Digital Twins for Dams: Moscow Region Brings IT Into Infrastructure Management
The Moscow Region plans to introduce a unified digital registry and digital twins for all hydraulic engineering structures by 2026, marking a major step toward safer and more sustainable infrastructure management.

Everything Is on Screen
Today, Russia – including the Moscow Region – still lacks a complete and centralized digital cadastre of dams and other hydraulic facilities. The regional Ministry of Ecology and Natural Resources aims to close this gap. According to the plan, every facility – whether a dam, sluice, or embankment – will receive its own digital twin. This will not be a simple database entry but a complex virtual model aggregating all relevant information, including technical condition, water volumes, sensor data, risk indicators, and even simulated flood zones in the event of an emergency.
Hydraulic engineering structures are inherently high-risk facilities. Aging infrastructure, seasonal floods, and climate anomalies create constant pressure on safety systems. Digital twins allow authorities to move away from reactive management toward a preventive approach. Virtual stress tests can be conducted to model emergency scenarios in advance, enabling engineers and officials to make informed technical and organizational decisions before real-world failures occur. This directly affects the safety of thousands of people living in potential flood zones.

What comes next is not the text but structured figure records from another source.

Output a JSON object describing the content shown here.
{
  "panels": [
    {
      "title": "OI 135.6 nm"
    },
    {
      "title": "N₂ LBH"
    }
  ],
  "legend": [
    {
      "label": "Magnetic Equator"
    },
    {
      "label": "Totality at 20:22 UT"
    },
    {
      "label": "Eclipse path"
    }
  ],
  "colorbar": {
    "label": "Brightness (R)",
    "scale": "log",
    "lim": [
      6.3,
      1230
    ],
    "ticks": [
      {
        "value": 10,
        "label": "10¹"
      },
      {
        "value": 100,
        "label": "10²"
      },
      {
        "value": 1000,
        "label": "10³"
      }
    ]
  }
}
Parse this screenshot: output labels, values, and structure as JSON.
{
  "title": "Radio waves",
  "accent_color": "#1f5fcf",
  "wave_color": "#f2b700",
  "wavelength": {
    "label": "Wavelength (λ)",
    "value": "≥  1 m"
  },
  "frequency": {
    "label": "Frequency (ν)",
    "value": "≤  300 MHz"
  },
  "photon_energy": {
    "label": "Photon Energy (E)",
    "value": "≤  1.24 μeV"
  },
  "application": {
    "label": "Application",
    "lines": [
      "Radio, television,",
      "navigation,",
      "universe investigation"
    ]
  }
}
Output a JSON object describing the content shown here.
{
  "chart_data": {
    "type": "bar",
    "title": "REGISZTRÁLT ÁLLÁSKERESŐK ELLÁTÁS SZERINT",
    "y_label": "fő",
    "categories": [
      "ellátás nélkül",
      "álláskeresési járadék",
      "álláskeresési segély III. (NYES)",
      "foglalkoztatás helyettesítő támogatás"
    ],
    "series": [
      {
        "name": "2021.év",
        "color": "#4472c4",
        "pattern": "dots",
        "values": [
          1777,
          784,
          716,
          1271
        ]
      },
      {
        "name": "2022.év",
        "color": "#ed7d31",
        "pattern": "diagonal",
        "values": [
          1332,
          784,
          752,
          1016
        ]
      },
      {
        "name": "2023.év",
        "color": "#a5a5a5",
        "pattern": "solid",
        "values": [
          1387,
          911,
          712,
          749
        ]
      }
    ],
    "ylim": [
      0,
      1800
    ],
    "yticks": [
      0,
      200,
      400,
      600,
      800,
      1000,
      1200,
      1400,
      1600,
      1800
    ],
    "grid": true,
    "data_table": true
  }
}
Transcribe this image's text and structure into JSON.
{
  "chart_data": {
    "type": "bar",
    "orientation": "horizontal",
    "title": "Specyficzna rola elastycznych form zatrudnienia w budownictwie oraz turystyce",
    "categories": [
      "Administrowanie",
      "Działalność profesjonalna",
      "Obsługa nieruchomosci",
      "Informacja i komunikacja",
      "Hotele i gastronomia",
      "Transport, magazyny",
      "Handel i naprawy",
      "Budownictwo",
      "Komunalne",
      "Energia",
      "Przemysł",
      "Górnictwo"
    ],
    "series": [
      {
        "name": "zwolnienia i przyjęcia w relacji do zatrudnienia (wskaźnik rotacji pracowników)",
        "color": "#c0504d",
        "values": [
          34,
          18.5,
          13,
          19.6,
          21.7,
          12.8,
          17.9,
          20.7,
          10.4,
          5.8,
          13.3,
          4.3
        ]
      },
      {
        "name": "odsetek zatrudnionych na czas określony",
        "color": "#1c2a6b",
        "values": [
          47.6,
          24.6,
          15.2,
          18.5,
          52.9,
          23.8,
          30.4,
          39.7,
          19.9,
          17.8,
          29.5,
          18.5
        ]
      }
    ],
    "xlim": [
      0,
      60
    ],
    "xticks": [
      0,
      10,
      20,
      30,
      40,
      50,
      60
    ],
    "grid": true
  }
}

A Digital Standard for Infrastructure
Given that no comparable federal registry currently exists, the Moscow Region’s approach has strong potential to be scaled across other regions of Russia. This opens up significant opportunities for domestic IT companies specializing in BIM modeling, geospatial systems, and data analytics.
The advantages of such digital platforms are clear – improved predictability, optimized inspection and maintenance costs, and a solid foundation for smarter infrastructure lifecycle planning. Over time, similar digital standards could become common not only in hydraulic engineering but also in energy, transportation, and municipal utilities.

In the long term, such systems are expected to become a standard not only in hydraulic engineering, but also in the energy sector, transport, and municipal infrastructure. This marks a shift toward a model in which public safety and infrastructure resilience are ensured not only by concrete and steel, but also by algorithms, precise calculations, and timely forecasts.
Toward Smart Dams
Building such a system presents a serious challenge for the IT industry. The project requires the integration of geographic information systems, Internet of Things (IoT) technologies for collecting sensor data, big data platforms, and potentially elements of artificial intelligence for analytics and forecasting. In essence, this is a practical implementation of the “smart dams” concept, which is gaining traction globally. One prominent example is China, where the record-breaking Dashixia AI-powered dam has begun operations. Its construction became the first project of this scale to rely on artificial intelligence, digital twins, and unmanned technologies.

Russia has already seen individual pilot initiatives, such as the digital model of the Balashikha reservoir. However, a comprehensive approach applied at the level of an entire region is being implemented for the first time. The Moscow Region’s experience could form the basis for a universal Russian platform with applications across the energy sector, water management, and construction nationwide.